Kwota niezapłaconych alimentów wpisanych do biur informacji gospodarczej przekroczyła już 10 mld zł.
Najwięcej dłużników, którzy nie płacą na utrzymanie własnych dzieci, ma w swojej bazie Krajowy Rejestr Długów. Dziś jest ich prawie 170 tys. i są winni swoim rodzinom niemal 4,6 mld zł. Prezes KRD Adam Łącki zwraca uwagę, że kwota zadłużenia alimentacyjnego ciągle wzrasta. Z danych rejestru wynika, że w ciągu ostatnich pięciu lat dług wzrósł o ponad 2,4 mld zł. Podobne tendencje odnotowują też inne biura informacji gospodarczej (BIG). Niezapłacone alimenty zgłoszone do BIG Infomonitor to obecnie 3,4 mld zł (w 2010 r. było to 2,1 mld zł), zaś te wpisane do Rejestru Dłużników ERIF to 1,6 mld zł (od 2012 r. wzrosły o 700 mln zł).
Długów alimentacyjnych w rejestrach dłużników jest coraz więcej, bo od 2008 r. ośrodki pomocy społecznej mają obowiązek odzyskiwać wszystkie należności alimentacyjne od nierzetelnych rodziców, o ile opóźnienie w zapłacie przekracza pół roku. Często pierwszym krokiem, jaki wykonują, jest wpisanie tego długu do baz BIG. To miękka windykacja. Znalezienie się w rejestrze dłużników utrudnia funkcjonowanie na rynku finansowym, taka osoba może mieć np. problem z zaciągnięciem kredytu w banku albo zawarciem umowy na usługi telekomunikacyjne.
Mimo to ściągalność alimentów nadal jest niska. Prezes Łącki przywołuje dane resortu pracy, według których udaje się odzyskać niespełna 8 proc. zasądzonych kwot. Według szefa KRD może to oznaczać, że mimo ryzyka napiętnowania dłużnika na rynku finansowym gminom nadal bardzo trudno dochodzić od nich zapłaty (w niektórych przypadkach, jeśli nierzetelny rodzic nie płaci na swoje dzieci, robi to za niego państwo przy użyciu pieniędzy z Funduszu Alimentacyjnego i to ono występuje potem z pozycji wierzyciela).
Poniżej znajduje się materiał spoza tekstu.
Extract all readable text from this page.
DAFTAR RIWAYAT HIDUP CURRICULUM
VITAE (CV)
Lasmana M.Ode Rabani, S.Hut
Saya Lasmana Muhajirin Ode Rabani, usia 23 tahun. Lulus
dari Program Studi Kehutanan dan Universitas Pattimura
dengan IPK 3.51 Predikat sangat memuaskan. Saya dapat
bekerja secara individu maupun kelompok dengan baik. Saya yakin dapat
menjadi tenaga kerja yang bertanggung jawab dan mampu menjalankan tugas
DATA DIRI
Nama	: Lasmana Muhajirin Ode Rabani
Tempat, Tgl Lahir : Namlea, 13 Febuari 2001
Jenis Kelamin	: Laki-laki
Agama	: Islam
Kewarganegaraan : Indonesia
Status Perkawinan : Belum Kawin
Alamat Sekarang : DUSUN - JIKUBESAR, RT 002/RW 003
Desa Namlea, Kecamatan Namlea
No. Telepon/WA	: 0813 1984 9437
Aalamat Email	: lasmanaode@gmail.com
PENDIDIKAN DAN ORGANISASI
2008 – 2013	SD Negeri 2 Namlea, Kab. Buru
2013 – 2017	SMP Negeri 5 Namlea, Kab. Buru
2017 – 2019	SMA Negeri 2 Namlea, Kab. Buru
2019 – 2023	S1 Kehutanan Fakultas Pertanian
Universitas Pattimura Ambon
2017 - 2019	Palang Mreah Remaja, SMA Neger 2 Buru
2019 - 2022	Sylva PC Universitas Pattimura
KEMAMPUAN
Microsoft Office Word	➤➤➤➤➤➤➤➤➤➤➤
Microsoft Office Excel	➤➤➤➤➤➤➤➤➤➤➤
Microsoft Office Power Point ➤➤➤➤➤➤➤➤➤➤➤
Poza tym nie wszystkie samorządy zdecydowały się na współpracę z BIG. Z Infomonitorem umowy zawarło 1,4 tys. jednostek samorządowych. Tymczasem w całym kraju jest ok. 2 tys. takich jednostek uprawnionych do współpracy z rejestrami dłużników.
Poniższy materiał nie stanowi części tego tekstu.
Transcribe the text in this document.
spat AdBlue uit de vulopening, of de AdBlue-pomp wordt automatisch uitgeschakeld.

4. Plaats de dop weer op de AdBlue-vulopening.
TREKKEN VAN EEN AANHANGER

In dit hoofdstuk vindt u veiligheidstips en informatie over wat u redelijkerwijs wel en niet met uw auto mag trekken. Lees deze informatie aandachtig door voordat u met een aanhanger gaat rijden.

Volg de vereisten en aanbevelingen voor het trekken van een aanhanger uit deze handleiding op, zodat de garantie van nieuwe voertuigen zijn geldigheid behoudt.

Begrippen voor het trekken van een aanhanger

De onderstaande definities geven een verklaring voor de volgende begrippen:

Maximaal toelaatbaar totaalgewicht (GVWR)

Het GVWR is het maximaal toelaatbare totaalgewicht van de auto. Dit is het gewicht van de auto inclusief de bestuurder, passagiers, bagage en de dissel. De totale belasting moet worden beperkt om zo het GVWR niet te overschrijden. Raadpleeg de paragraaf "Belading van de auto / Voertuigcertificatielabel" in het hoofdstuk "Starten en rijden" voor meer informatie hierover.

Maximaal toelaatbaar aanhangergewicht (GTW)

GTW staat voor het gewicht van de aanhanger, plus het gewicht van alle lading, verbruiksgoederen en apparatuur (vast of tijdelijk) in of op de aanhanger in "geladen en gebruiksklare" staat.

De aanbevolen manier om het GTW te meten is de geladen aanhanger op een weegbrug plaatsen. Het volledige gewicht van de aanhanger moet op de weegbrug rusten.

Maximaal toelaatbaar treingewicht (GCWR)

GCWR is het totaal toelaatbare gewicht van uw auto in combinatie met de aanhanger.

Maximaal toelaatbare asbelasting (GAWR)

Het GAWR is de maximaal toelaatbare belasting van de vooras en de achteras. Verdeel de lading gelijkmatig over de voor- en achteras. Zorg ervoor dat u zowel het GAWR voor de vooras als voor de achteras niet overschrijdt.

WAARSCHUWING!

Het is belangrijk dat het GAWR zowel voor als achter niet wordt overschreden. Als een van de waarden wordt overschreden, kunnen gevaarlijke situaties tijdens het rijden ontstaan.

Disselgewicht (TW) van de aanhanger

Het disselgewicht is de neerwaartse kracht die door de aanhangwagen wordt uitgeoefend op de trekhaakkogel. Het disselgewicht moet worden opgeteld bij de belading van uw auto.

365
Kto jest typowym dłużnikiem? Według zestawienia KRD jest nim mężczyzna (w bazie kobiety to zaledwie 4 proc.) w wieku około 40 lat, mieszkaniec województwa mazowieckiego. Średnio dłużnik alimentacyjny wpisany do KRD zalega z zapłatą 27 tys. zł. Najgorsi pod tym względem są ci z Lubelszczyzny i Podkarpacia; ich średnie zobowiązanie oscyluje wokół 30 tys. zł. Z danych innych biur wynika, że jednostkowy dług może być jednak znacznie większy. W Infomonitorze w ubiegłym roku jedno z zobowiązań wynosiło prawie 352 tys. zł.
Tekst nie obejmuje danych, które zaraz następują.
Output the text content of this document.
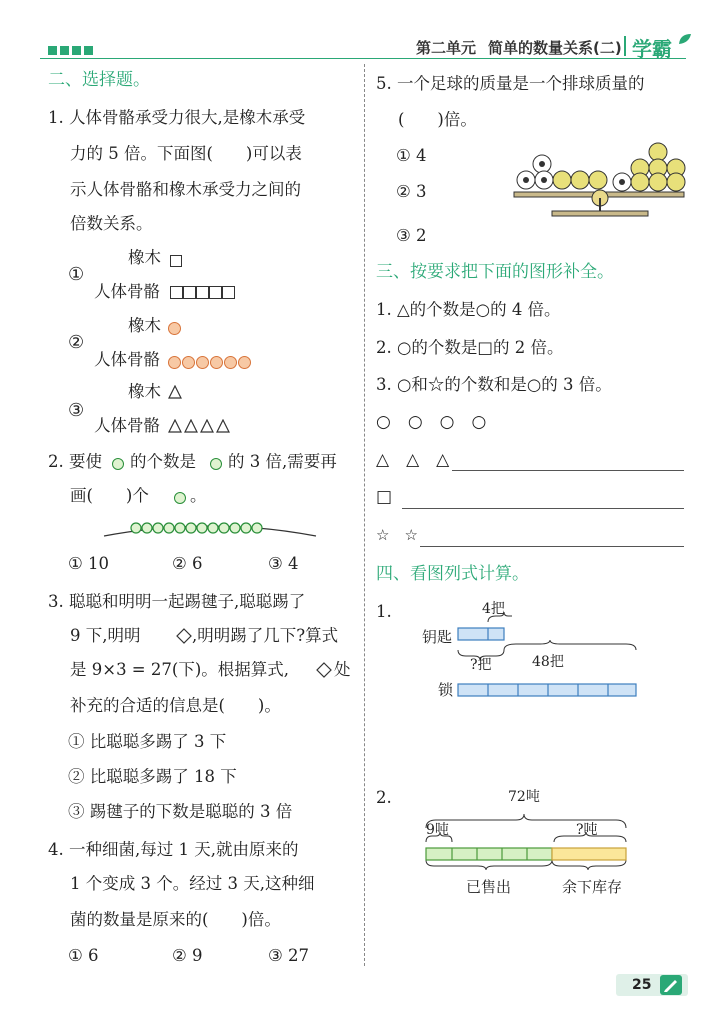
第二单元 简单的数量关系(二) 学霸
二、选择题。
1. 人体骨骼承受力很大,是橡木承受
力的 5 倍。下面图(　　)可以表
示人体骨骼和橡木承受力之间的
倍数关系。
①
橡木
人体骨骼
②
橡木
人体骨骼
③
橡木
人体骨骼
2. 要使 的个数是 的 3 倍,需要再
画(　　)个 。
① 10	② 6	③ 4
3. 聪聪和明明一起踢毽子,聪聪踢了
9 下,明明	,明明踢了几下?算式
是 9×3 = 27(下)。根据算式,	处
补充的合适的信息是(　　)。
① 比聪聪多踢了 3 下
② 比聪聪多踢了 18 下
③ 踢毽子的下数是聪聪的 3 倍
4. 一种细菌,每过 1 天,就由原来的
1 个变成 3 个。经过 3 天,这种细
菌的数量是原来的(　　)倍。
① 6	② 9	③ 27
5. 一个足球的质量是一个排球质量的
(　　)倍。
① 4
② 3
③ 2
三、按要求把下面的图形补全。
1. △的个数是○的 4 倍。
2. ○的个数是□的 2 倍。
3. ○和☆的个数和是○的 3 倍。
○　○　○　○
△　△　△
□
☆　☆
四、看图列式计算。
1.	4把
钥匙
?把	48把
锁
2.	72吨
9吨	?吨
已售出	余下库存
25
405 tys. tyle wpisów o długach alimentacyjnych widnieje w bazach biur informacji gospodarczej
111 proc. o tyle wzrosła wartość niezapłaconych alimentów widniejących w KRD w ciągu ostatnich 5 lat
25 tys. zł średni dług alimentacyjny (według Infomonitora i KRD)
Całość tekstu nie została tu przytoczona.